With an IUD, irregular spotting in the first few months is expected and usually settles down within two to six months. The implant works a bit differently: the bleeding pattern you develop in the first three months tends to be your pattern going forward. If brown spotting continues beyond the adjustment window or becomes heavy, it’s worth bringing up at your next appointment.
Perimenopause
As estrogen levels fluctuate in the years leading up to menopause, your cycle can become unpredictable. You might skip ovulation entirely some months, which changes how the uterine lining builds and sheds. Brown spotting between periods, lighter flows, and irregular timing are all common during this transition. Hormonal shifts during perimenopause also raise the risk of developing polyps and other changes in the uterine lining, so irregular bleeding during this stage is worth discussing with a doctor even though it’s often benign.
Infections and Irritation
Sometimes brown discharge signals irritation or infection inside the vaginal canal or cervix. When tissue becomes inflamed, small amounts of blood can leak and mix with vaginal fluid. By the time it exits, it looks brownish. Infections like bacterial vaginosis or pelvic inflammatory disease can cause this kind of spotting, and they usually come with other symptoms: a strong or unpleasant odor, pain in the lower abdomen, burning during urination, or discharge that looks grayish or yellowish alongside the brown.

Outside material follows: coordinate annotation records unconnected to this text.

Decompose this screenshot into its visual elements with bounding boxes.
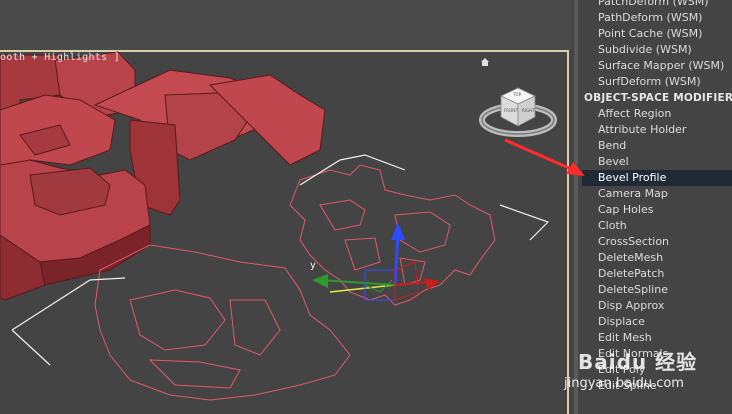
- modifier-item-disp-approx[interactable]: Disp Approx: [582, 298, 732, 314]
- modifier-item-bevel[interactable]: Bevel: [582, 154, 732, 170]
- modifier-list: PatchDeform (WSM) PathDeform (WSM) Point…: [582, 0, 732, 394]
- modifier-item-bend[interactable]: Bend: [582, 138, 732, 154]
- viewcube-widget[interactable]: TOP FRONT RIGHT: [477, 82, 559, 142]
- modifier-item-camera-map[interactable]: Camera Map: [582, 186, 732, 202]
- modifier-item-edit-poly[interactable]: Edit Poly: [582, 362, 732, 378]
- modifier-item-surfdeform-wsm[interactable]: SurfDeform (WSM): [582, 74, 732, 90]
- modifier-item-surface-mapper-wsm[interactable]: Surface Mapper (WSM): [582, 58, 732, 74]
- modifier-item-cloth[interactable]: Cloth: [582, 218, 732, 234]
- extruded-text-mesh: [0, 51, 326, 301]
- viewcube-top-label: TOP: [512, 92, 522, 97]
- modifier-item-subdivide-wsm[interactable]: Subdivide (WSM): [582, 42, 732, 58]
- modifier-item-edit-normals[interactable]: Edit Normals: [582, 346, 732, 362]
- modifier-item-deletepatch[interactable]: DeletePatch: [582, 266, 732, 282]
- modifier-item-point-cache-wsm[interactable]: Point Cache (WSM): [582, 26, 732, 42]
- modifier-item-edit-mesh[interactable]: Edit Mesh: [582, 330, 732, 346]
- modifier-item-attribute-holder[interactable]: Attribute Holder: [582, 122, 732, 138]
- modifier-list-scrollbar[interactable]: [574, 0, 578, 414]
- modifier-item-bevel-profile[interactable]: Bevel Profile: [582, 170, 732, 186]
- viewport-shading-label[interactable]: ooth + Highlights ]: [0, 52, 120, 63]
- section-header-object-space: OBJECT-SPACE MODIFIERS: [584, 92, 732, 104]
- modifier-item-displace[interactable]: Displace: [582, 314, 732, 330]
- modifier-item-edit-spline[interactable]: Edit Spline: [582, 378, 732, 394]
- modifier-item-crosssection[interactable]: CrossSection: [582, 234, 732, 250]
- perspective-viewport[interactable]: ooth + Highlights ] y TOP FRONT RIGHT: [0, 0, 572, 414]
- modifier-item-patchdeform-wsm[interactable]: PatchDeform (WSM): [582, 0, 732, 10]
- axis-y-label: y: [310, 260, 316, 271]
- modifier-item-deletemesh[interactable]: DeleteMesh: [582, 250, 732, 266]
- modifier-item-cap-holes[interactable]: Cap Holes: [582, 202, 732, 218]
- home-icon[interactable]: [480, 57, 490, 67]
- modifier-item-affect-region[interactable]: Affect Region: [582, 106, 732, 122]
- viewcube-right-label: RIGHT: [522, 108, 535, 113]
- modifier-item-deletespline[interactable]: DeleteSpline: [582, 282, 732, 298]
- viewcube-front-label: FRONT: [504, 108, 518, 113]
- modifier-item-pathdeform-wsm[interactable]: PathDeform (WSM): [582, 10, 732, 26]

If the brown discharge has a foul smell, is paired with pain or fever, or shows up consistently outside your cycle, an infection or other treatable condition is more likely and worth getting checked out.
Polyps and Structural Causes
Cervical polyps are small, usually noncancerous growths on the cervix. They can cause spotting between periods or bleeding after sex. The bleeding is often light enough to oxidize before you notice it, producing brown discharge rather than obvious red blood. Uterine fibroids can cause a similar pattern. These growths are common and treatable, but they don’t always cause symptoms, so many people discover them only after mentioning irregular spotting to their doctor.

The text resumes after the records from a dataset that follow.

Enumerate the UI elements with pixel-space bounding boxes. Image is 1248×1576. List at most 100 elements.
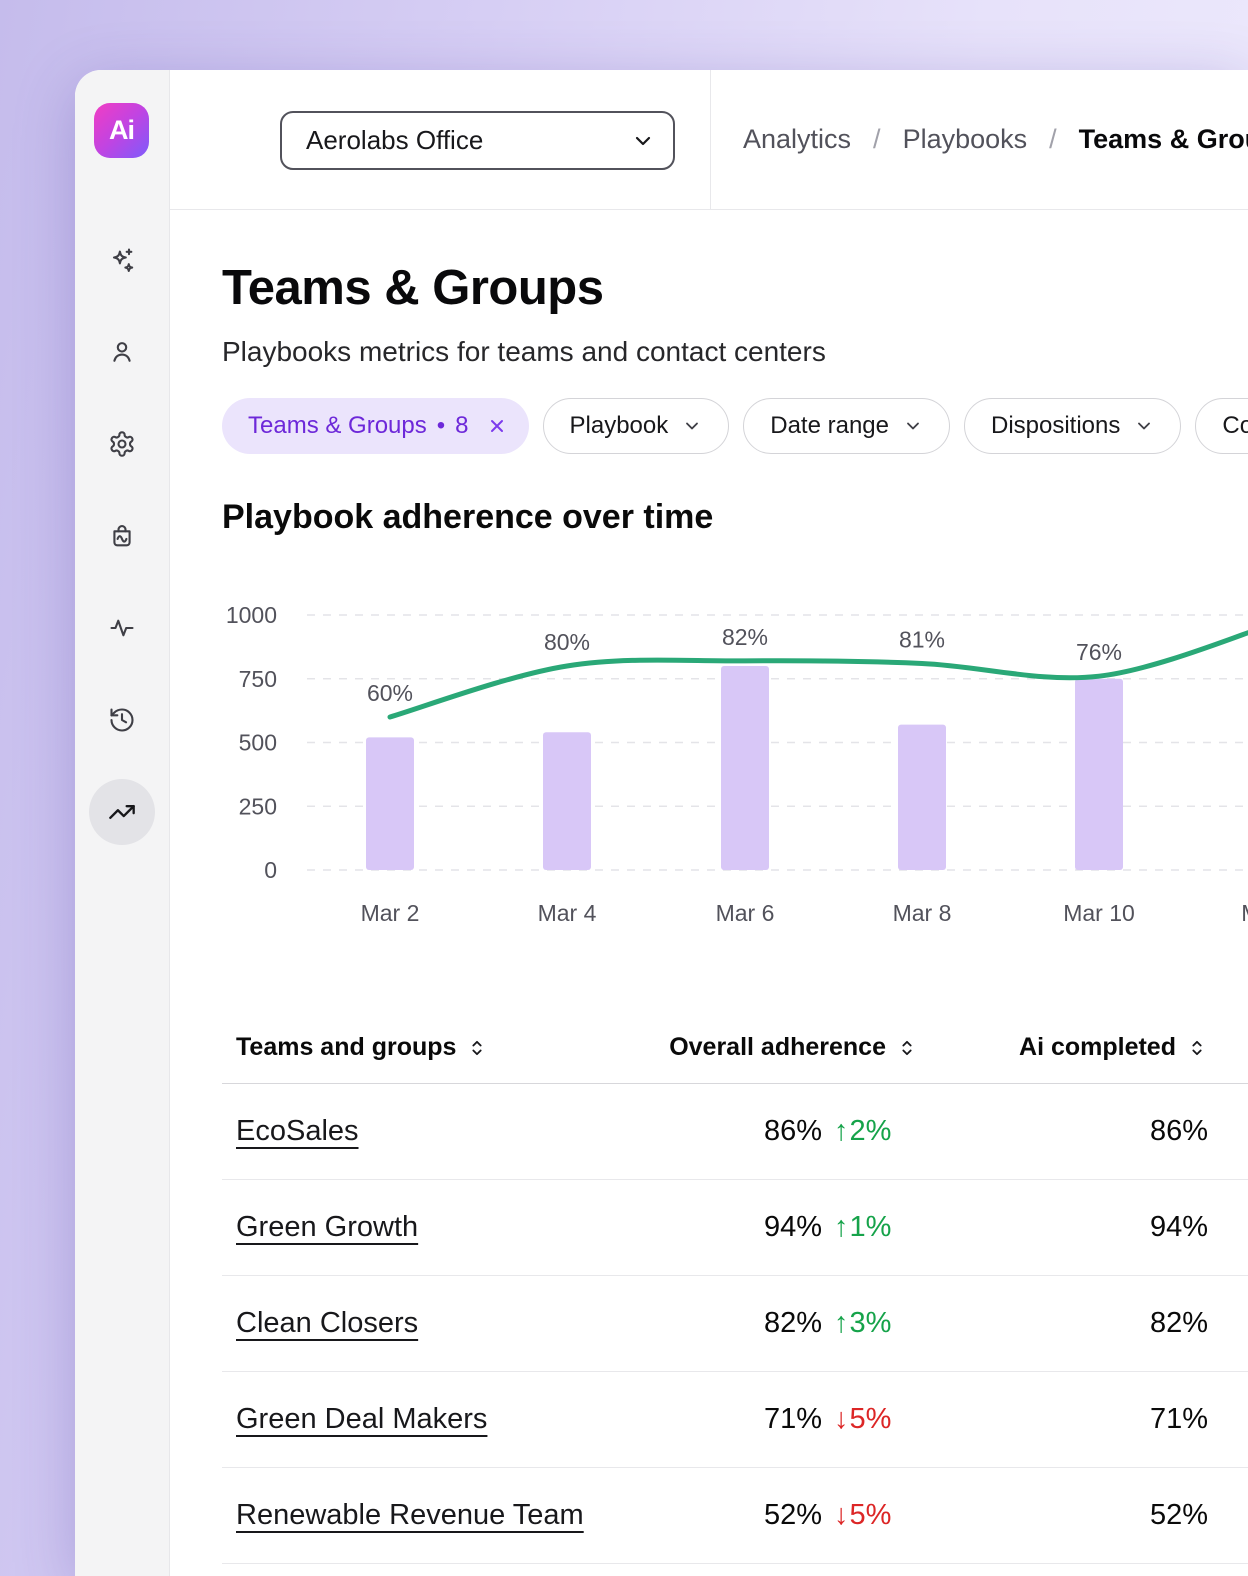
chip-label: Teams & Groups bbox=[248, 412, 427, 440]
ai-completed-value: 86% bbox=[918, 1115, 1208, 1148]
sidebar-item-settings[interactable] bbox=[89, 411, 155, 477]
team-link[interactable]: Green Deal Makers bbox=[236, 1403, 487, 1435]
adherence-cell: 71%↓5% bbox=[598, 1403, 918, 1436]
app-logo-text: Ai bbox=[109, 115, 134, 146]
x-axis-label: Mar 2 bbox=[361, 900, 420, 926]
pulse-icon bbox=[108, 614, 136, 642]
team-link[interactable]: Renewable Revenue Team bbox=[236, 1499, 584, 1531]
team-link[interactable]: EcoSales bbox=[236, 1115, 359, 1147]
breadcrumb-teams-groups: Teams & Groups bbox=[1079, 124, 1248, 155]
adherence-value: 86% bbox=[764, 1115, 822, 1148]
ai-completed-value: 71% bbox=[918, 1403, 1208, 1436]
arrow-up-icon: ↑ bbox=[834, 1307, 849, 1340]
breadcrumb-analytics[interactable]: Analytics bbox=[743, 124, 851, 155]
chevron-down-icon bbox=[903, 416, 923, 436]
chevron-down-icon bbox=[631, 129, 655, 153]
person-icon bbox=[108, 338, 136, 366]
column-header-ai-completed[interactable]: Ai completed bbox=[918, 1033, 1208, 1062]
gear-icon bbox=[108, 430, 136, 458]
workspace-selector[interactable]: Aerolabs Office bbox=[280, 111, 675, 170]
teams-table: Teams and groups Overall adherence Ai comp… bbox=[222, 1012, 1248, 1564]
column-header-label: Ai completed bbox=[1019, 1033, 1176, 1062]
y-axis-label: 250 bbox=[239, 793, 277, 819]
table-row: Clean Closers82%↑3%82% bbox=[222, 1276, 1248, 1372]
filter-dropdown-date-range[interactable]: Date range bbox=[743, 398, 950, 454]
arrow-up-icon: ↑ bbox=[834, 1211, 849, 1244]
adherence-chart: 0250500750100060%80%82%81%76%Mar 2Mar 4M… bbox=[222, 588, 1248, 933]
line-point-label: 81% bbox=[899, 626, 945, 652]
chart-section-title: Playbook adherence over time bbox=[222, 498, 713, 537]
filter-dropdown-playbook[interactable]: Playbook bbox=[543, 398, 730, 454]
table-row: EcoSales86%↑2%86% bbox=[222, 1084, 1248, 1180]
sort-icon bbox=[466, 1037, 488, 1059]
team-link[interactable]: Green Growth bbox=[236, 1211, 418, 1243]
chevron-down-icon bbox=[682, 416, 702, 436]
breadcrumb-playbooks[interactable]: Playbooks bbox=[903, 124, 1028, 155]
ai-completed-value: 82% bbox=[918, 1307, 1208, 1340]
y-axis-label: 1000 bbox=[226, 602, 277, 628]
adherence-value: 82% bbox=[764, 1307, 822, 1340]
x-axis-label: Mar 10 bbox=[1063, 900, 1135, 926]
chip-label: Dispositions bbox=[991, 412, 1120, 440]
app-logo[interactable]: Ai bbox=[94, 103, 149, 158]
line-point-label: 60% bbox=[367, 680, 413, 706]
filter-chip-teams-groups[interactable]: Teams & Groups•8 bbox=[222, 398, 529, 454]
sidebar: Ai bbox=[75, 70, 170, 1576]
sidebar-nav bbox=[75, 227, 169, 845]
adherence-delta: ↑3% bbox=[834, 1307, 918, 1340]
sidebar-item-assistant[interactable] bbox=[89, 227, 155, 293]
page-title: Teams & Groups bbox=[222, 260, 603, 316]
chip-count: 8 bbox=[455, 412, 468, 440]
sidebar-item-activity[interactable] bbox=[89, 595, 155, 661]
adherence-value: 94% bbox=[764, 1211, 822, 1244]
volume-bar bbox=[898, 725, 946, 870]
sidebar-item-history[interactable] bbox=[89, 687, 155, 753]
breadcrumb: Analytics/Playbooks/Teams & Groups bbox=[743, 70, 1248, 209]
desktop-background: { "window": { "logo": "Ai", "workspace_s… bbox=[0, 0, 1248, 1576]
filter-dropdown-co[interactable]: Co bbox=[1195, 398, 1248, 454]
column-header-label: Overall adherence bbox=[669, 1033, 886, 1062]
arrow-down-icon: ↓ bbox=[834, 1499, 849, 1532]
table-header-row: Teams and groups Overall adherence Ai comp… bbox=[222, 1012, 1248, 1084]
line-point-label: 76% bbox=[1076, 639, 1122, 665]
adherence-cell: 82% ↑3% bbox=[598, 1307, 918, 1340]
chip-label: Co bbox=[1222, 412, 1248, 440]
column-header-teams-and-groups[interactable]: Teams and groups bbox=[236, 1033, 598, 1062]
adherence-delta: ↑1% bbox=[834, 1211, 918, 1244]
ai-completed-value: 94% bbox=[918, 1211, 1208, 1244]
x-axis-label: Mar 12 bbox=[1241, 900, 1248, 926]
history-icon bbox=[108, 706, 136, 734]
arrow-up-icon: ↑ bbox=[834, 1115, 849, 1148]
sort-icon bbox=[1186, 1037, 1208, 1059]
x-axis-label: Mar 8 bbox=[893, 900, 952, 926]
chip-label: Date range bbox=[770, 412, 889, 440]
x-axis-label: Mar 6 bbox=[716, 900, 775, 926]
table-row: Green Deal Makers71%↓5%71% bbox=[222, 1372, 1248, 1468]
topbar-divider bbox=[710, 70, 711, 209]
adherence-cell: 86%↑2% bbox=[598, 1115, 918, 1148]
y-axis-label: 750 bbox=[239, 666, 277, 692]
volume-bar bbox=[366, 737, 414, 870]
line-point-label: 82% bbox=[722, 624, 768, 650]
filter-dropdown-dispositions[interactable]: Dispositions bbox=[964, 398, 1181, 454]
close-icon[interactable] bbox=[487, 416, 507, 436]
volume-bar bbox=[543, 732, 591, 870]
volume-bar bbox=[1075, 679, 1123, 870]
sidebar-item-playbooks[interactable] bbox=[89, 503, 155, 569]
table-row: Renewable Revenue Team52%↓5%52% bbox=[222, 1468, 1248, 1564]
sidebar-item-contacts[interactable] bbox=[89, 319, 155, 385]
breadcrumb-separator: / bbox=[873, 124, 881, 155]
sidebar-item-analytics[interactable] bbox=[89, 779, 155, 845]
team-link[interactable]: Clean Closers bbox=[236, 1307, 418, 1339]
sparkles-icon bbox=[108, 246, 136, 274]
filter-chips-row: Teams & Groups•8 Playbook Date range Dispos… bbox=[222, 398, 1248, 454]
adherence-value: 71% bbox=[764, 1403, 822, 1436]
adherence-cell: 52%↓5% bbox=[598, 1499, 918, 1532]
chip-label: Playbook bbox=[570, 412, 669, 440]
arrow-down-icon: ↓ bbox=[834, 1403, 849, 1436]
y-axis-label: 500 bbox=[239, 730, 277, 756]
topbar: Aerolabs Office Analytics/Playbooks/Team… bbox=[170, 70, 1248, 210]
column-header-overall-adherence[interactable]: Overall adherence bbox=[598, 1033, 918, 1062]
line-point-label: 80% bbox=[544, 629, 590, 655]
x-axis-label: Mar 4 bbox=[538, 900, 597, 926]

Brown Drainage From a Wound
If you’re noticing brown fluid from a healing wound rather than vaginal discharge, the context is different. Light pink or slightly red fluid from a wound (called serosanguinous drainage) is a normal part of healing. It’s a mix of blood and clear fluid your body produces to repair tissue. Brown, thick, or foul-smelling drainage from a wound is another story. This type of fluid, sometimes white or yellowish-brown, can signal a bacterial infection that needs treatment. If wound drainage changes color, thickens, or starts to smell, that’s a sign to get it looked at promptly.
Patterns That Deserve Attention
Occasional brown discharge tied to your cycle is rarely a concern. But certain patterns stand out. Brown spotting that shows up after menopause (not perimenopause, but after you’ve gone a full year without a period) should always be evaluated. The same goes for brown discharge that lasts more than two to three weeks, appears consistently after sex, comes with pelvic pain or fever, or has a strong odor. These combinations don’t automatically mean something serious, but they point toward conditions that benefit from early diagnosis, whether that’s a treatable infection, a polyp, or a hormonal imbalance that can be managed.